According to this theory, four factors add value to the product, which is manufactured. These are land, labor, capital, and entrepreneurship. The revenue earned by selling products was first distributed among the three factors as compensation against their contribution.
Whatever remained was paid to labor as wage against their value addition. Thus labor is considered as a residual claimant. This theory has been criticized on the following grounds:
- Supply influence ignored. This theory ignores the influence of the supply side in the determination of wages.
- Role of trade unions. It fails to explain as to how the trade unions raise their wages.
- Entrepreneur right. A residual claimant is the right of entrepreneur and not the labor. The labor receives its share during the process of production.
- Case of loss. If the firms suffer a loss, in that case, how labor will bear the loss.
5. Marginal Productivity Theory
This theory was developed by Phillips Henry Wicksteed and John Bates. Here demand and supply of labor in the labor market determine wages.
Accordingly, workers are paid what they are economically worth as assessed by the employer.
The marginal concept says that the employer continues to employ labor as long as value addition by the marginal worker is more than his cost.
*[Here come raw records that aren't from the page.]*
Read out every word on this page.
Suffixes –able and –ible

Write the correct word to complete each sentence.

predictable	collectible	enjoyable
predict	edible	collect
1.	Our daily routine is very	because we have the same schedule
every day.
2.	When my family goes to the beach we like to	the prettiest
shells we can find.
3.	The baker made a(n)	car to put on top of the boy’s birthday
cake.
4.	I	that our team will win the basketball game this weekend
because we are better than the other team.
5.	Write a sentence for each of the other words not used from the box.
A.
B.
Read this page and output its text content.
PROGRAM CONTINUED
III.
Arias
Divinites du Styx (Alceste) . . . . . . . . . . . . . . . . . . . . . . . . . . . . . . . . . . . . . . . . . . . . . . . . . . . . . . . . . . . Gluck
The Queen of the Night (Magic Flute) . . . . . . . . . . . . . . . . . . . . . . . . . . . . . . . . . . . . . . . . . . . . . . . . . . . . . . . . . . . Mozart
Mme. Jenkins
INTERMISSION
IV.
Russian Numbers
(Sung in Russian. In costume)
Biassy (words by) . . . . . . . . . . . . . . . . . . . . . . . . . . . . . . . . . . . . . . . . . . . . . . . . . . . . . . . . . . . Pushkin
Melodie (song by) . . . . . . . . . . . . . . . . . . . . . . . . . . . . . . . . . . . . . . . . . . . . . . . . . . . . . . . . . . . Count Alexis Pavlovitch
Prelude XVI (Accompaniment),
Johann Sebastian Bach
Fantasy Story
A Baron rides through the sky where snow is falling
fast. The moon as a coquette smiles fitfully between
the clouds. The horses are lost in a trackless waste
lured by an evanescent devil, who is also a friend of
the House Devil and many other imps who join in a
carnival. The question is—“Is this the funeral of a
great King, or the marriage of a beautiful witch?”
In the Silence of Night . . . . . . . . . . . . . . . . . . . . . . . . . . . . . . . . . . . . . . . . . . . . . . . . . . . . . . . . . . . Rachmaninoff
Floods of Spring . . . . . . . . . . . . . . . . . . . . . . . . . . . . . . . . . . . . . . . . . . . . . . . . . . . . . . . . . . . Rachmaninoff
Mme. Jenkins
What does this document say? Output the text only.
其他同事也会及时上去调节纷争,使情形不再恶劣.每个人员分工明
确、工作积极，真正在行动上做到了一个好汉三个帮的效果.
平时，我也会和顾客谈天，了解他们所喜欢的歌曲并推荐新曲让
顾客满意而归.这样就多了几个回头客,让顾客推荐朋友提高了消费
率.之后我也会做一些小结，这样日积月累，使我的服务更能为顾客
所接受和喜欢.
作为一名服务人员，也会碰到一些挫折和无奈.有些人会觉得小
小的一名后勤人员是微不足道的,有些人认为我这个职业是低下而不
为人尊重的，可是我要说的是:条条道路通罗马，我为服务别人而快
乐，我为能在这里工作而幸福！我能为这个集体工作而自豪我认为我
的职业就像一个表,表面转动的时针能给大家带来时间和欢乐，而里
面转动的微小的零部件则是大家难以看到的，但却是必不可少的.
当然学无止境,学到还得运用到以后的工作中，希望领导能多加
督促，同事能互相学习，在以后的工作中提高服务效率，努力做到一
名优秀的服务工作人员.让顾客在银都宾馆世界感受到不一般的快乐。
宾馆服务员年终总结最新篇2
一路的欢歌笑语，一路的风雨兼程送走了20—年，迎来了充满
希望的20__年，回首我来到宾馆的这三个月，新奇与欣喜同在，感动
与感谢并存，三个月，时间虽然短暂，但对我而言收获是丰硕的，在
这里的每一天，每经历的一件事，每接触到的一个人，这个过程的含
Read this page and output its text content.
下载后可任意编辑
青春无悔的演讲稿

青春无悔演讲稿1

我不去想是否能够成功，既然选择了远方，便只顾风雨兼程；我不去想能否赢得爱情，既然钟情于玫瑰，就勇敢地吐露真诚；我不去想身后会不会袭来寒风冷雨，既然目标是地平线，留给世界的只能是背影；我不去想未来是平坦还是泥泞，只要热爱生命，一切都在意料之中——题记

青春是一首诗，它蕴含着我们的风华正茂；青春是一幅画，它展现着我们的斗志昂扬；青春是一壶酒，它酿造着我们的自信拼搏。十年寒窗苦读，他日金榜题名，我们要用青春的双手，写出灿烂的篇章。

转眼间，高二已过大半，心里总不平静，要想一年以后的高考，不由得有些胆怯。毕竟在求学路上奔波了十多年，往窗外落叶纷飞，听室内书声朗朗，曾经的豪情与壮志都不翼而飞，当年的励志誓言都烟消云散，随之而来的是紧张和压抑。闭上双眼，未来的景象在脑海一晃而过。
The result is that the employer has a larger share in the profit as has not to pay the non-marginal workers.
6. Demand and Supply Theory
Just as the price of a commodity is determined by the interaction of the forces of demand and supply, the rate of wages can also be determined in the same way with help of demand and supply forces.
Supply of labor depends upon the factors such as the size of the population, mobility of labor, and social structure. The wages will be determined at the point where demand and supply both are equal to each other.
7. Bargaining Theory
John Davidson developed this theory.
Here wage level is determined by the bargaining power of employers and their association vs employees and their trade unions.
8. Behavioral Theory
Norms, traditions, customs, goodwill, and social pressure influence the wage structure. Wages are the best motivators for workers.
The wage must satisfy a number of needs as identified by Maslow, Herzberg, and others. Examples of needs are physiological, security, food and shelter, etc.
9. Just Price Theory
This theory, developed by Plato and Aristotle, suggested that each person born into the world be foreordinated to occupy exactly the same status and to enjoy the same creative comforts as did his/her parents.
Therefore, society should provide these individuals with sufficient compensation to maintain exactly the same position of life into which they were born. This theory made no recognition of the differences in productive efficiency between two workers.
10. Investment Theory
H.M. Gitelman developed this theory. The individual workers’ investment consists of education, training, and experience that a worker has invested in a lifetime of work.
Gitelman assumes that a workers’ compensation is fixed by the rate of return on that workers’ investment. Workers can control their level of own compensation.
For example, MBA graduates from Harvard University are likely to be paid more than those of less costly universities in the USA.